What goes through my head

24.11.06

Thankful Slithering Snake Falling off a Cliff



So it is Thanksgiving, and I worked on Thanksgiving for the first time in my 25 years of existence. It was a bit weird. My day got off to a rough start. My car broke on the way to work, so I ended up being 15 minutes late, after walking the rest of the way in the cold pouring down rain. So by the time I got there I was soaking wet, I was suppose to be looking my best, and my best efforts were all washed away. Then the tough girl (me) cried. The day that I am suppose to be at my best, happy, smiling, thankful, and shinning, some rain and a hunk of metal seemed to ruin my day. After a few minutes I pulled myself together and put on my happy face. Work was not bad, I actually think that things went really well, it was busy, but things went really smoothly, in my opinion, others might disagree with me. I wanted to be tough, to be strong, I am feeling very humbled through this experience in my life. It did not really feel like Thanksgiving to me, yet I was aware that it was. I thought I have to find something to be thankful for, even though I did not really feel like being thankful. Now I know this is going to sound cliché but it is honest and true. I am thankful that I am a live, I have lots of people who care about me, and while it may feel like I have nothing (according to the standards of this culture) I still have more than most of the world. I have a dream that I am pursuing whole heartedly, and I have eternal life. I am sure that there is way more stuff to be thankful for but those were the first ones that popped into my head.

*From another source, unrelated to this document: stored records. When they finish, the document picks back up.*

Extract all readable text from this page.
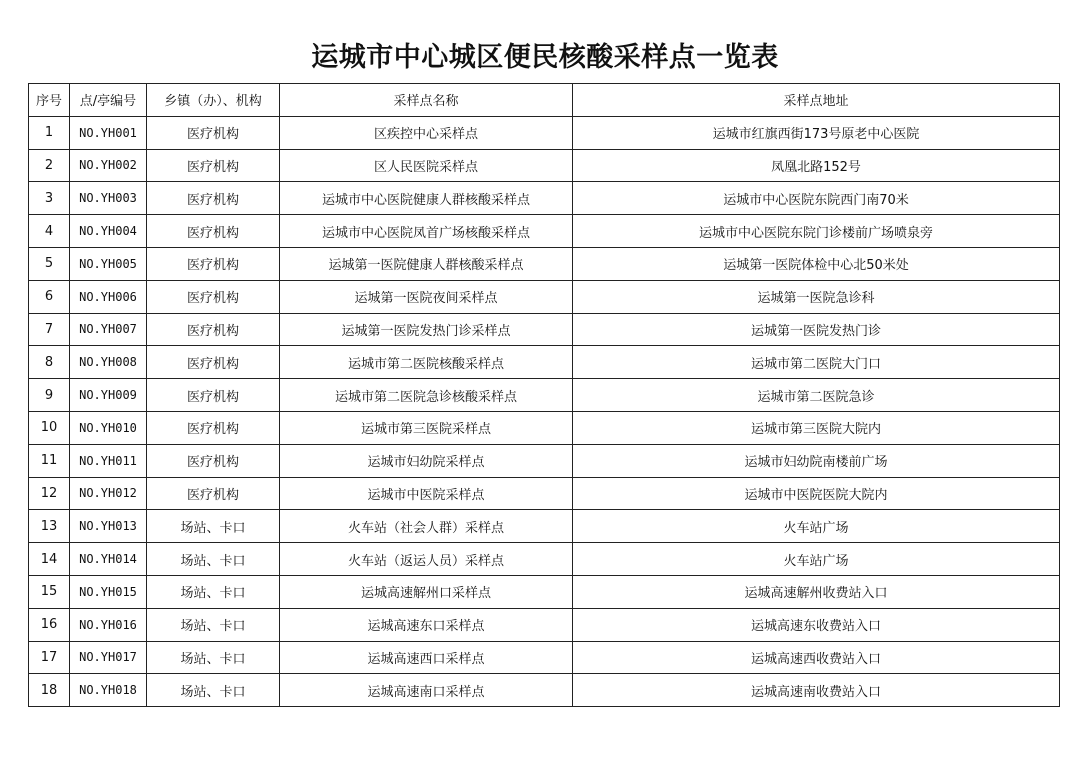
运城市中心城区便民核酸采样点一览表
序号	点/亭编号	乡镇（办）、机构	采样点名称	采样点地址
1	NO.YH001	医疗机构	区疾控中心采样点	运城市红旗西街173号原老中心医院
2	NO.YH002	医疗机构	区人民医院采样点	凤凰北路152号
3	NO.YH003	医疗机构	运城市中心医院健康人群核酸采样点	运城市中心医院东院西门南70米
4	NO.YH004	医疗机构	运城市中心医院凤首广场核酸采样点	运城市中心医院东院门诊楼前广场喷泉旁
5	NO.YH005	医疗机构	运城第一医院健康人群核酸采样点	运城第一医院体检中心北50米处
6	NO.YH006	医疗机构	运城第一医院夜间采样点	运城第一医院急诊科
7	NO.YH007	医疗机构	运城第一医院发热门诊采样点	运城第一医院发热门诊
8	NO.YH008	医疗机构	运城市第二医院核酸采样点	运城市第二医院大门口
9	NO.YH009	医疗机构	运城市第二医院急诊核酸采样点	运城市第二医院急诊
10	NO.YH010	医疗机构	运城市第三医院采样点	运城市第三医院大院内
11	NO.YH011	医疗机构	运城市妇幼院采样点	运城市妇幼院南楼前广场
12	NO.YH012	医疗机构	运城市中医院采样点	运城市中医院医院大院内
13	NO.YH013	场站、卡口	火车站（社会人群）采样点	火车站广场
14	NO.YH014	场站、卡口	火车站（返运人员）采样点	火车站广场
15	NO.YH015	场站、卡口	运城高速解州口采样点	运城高速解州收费站入口
16	NO.YH016	场站、卡口	运城高速东口采样点	运城高速东收费站入口
17	NO.YH017	场站、卡口	运城高速西口采样点	运城高速西收费站入口
18	NO.YH018	场站、卡口	运城高速南口采样点	运城高速南收费站入口
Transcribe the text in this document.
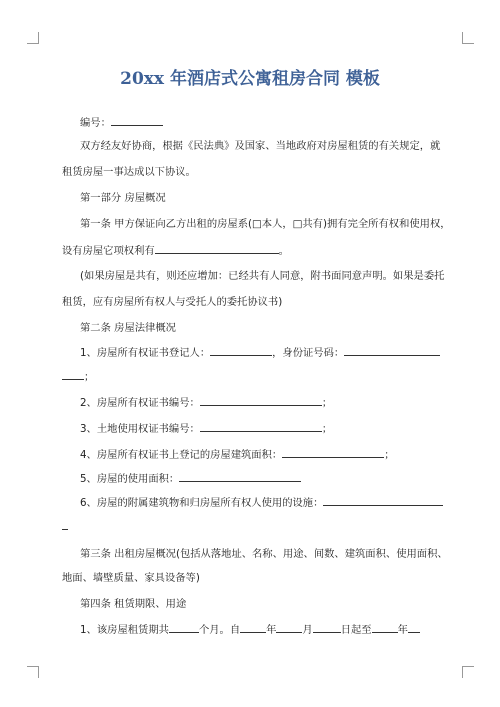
20xx 年酒店式公寓租房合同 模板
编号：
双方经友好协商，根据《民法典》及国家、当地政府对房屋租赁的有关规定，就
租赁房屋一事达成以下协议。
第一部分 房屋概况
第一条 甲方保证向乙方出租的房屋系(□本人，□共有)拥有完全所有权和使用权，
设有房屋它项权利有	。
(如果房屋是共有，则还应增加：已经共有人同意，附书面同意声明。如果是委托
租赁，应有房屋所有权人与受托人的委托协议书)
第二条 房屋法律概况
1、房屋所有权证书登记人：	，身份证号码：
；
2、房屋所有权证书编号：	；
3、土地使用权证书编号：	；
4、房屋所有权证书上登记的房屋建筑面积：	；
5、房屋的使用面积：
6、房屋的附属建筑物和归房屋所有权人使用的设施：
第三条 出租房屋概况(包括从落地址、名称、用途、间数、建筑面积、使用面积、
地面、墙壁质量、家具设备等)
第四条 租赁期限、用途
1、该房屋租赁期共	个月。自	年	月	日起至	年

I feel like I am on either on the edge of a breakthrough in my life, or getting ready to fall a cliff, which might actually be the breakthrough. It causes me to be uncomfortable. I have seen myself as a bad person, someone whom God would not want to love (at least in my eyes). I have been trying to “come back to Him”, when I see myself approaching Him, I see myself like a snake, slithering on its belly, except that the closer I get, I become more aware of my “ugliness”. Then I am aware that I cannot approach God, so I turn and go back. I am afraid of God, His love, His intimacy, which are things that interestingly enough I desperately long for. So back and forth I slither, closer, away, closer, away, closer again, away again, back and forth it seems never ending. I have to come to God in full confidence, knowing that He loves me, no matter what. Nothing, NOTHING, there is nothing that can take away the love that God has for me. Struggle 2: I know these things in my head, but not in my heart. I used to know them in my heart, don’t know when, where, or how they disappeared, but they are not there anymore. Its funny or interesting (you decide) that I can see Him working and moving in my life, but I do not feel Him. Now I know that sometimes feelings lie, they are not always a reality, but I am also seeing where it sometimes it just has to be a conscience choice. This last week, I began making the choice in my head (with my mind and mouth) despite how I felt or what my circumstances dictated to me, I am choosing God. Wouldn’t ya know that things, my circumstances seemed to have gotten worse, now doesn’t that make total sense????

The moral of the story (there really isn’t one): Even when you don’t see it or feel like it, find something to be thankful for, I am not a snake ( and neither are you), approach God with full confidence, knowing that I am loved and nothing can stop that, NOTHING! Feelings lie, sometimes it has to be a choice that is made.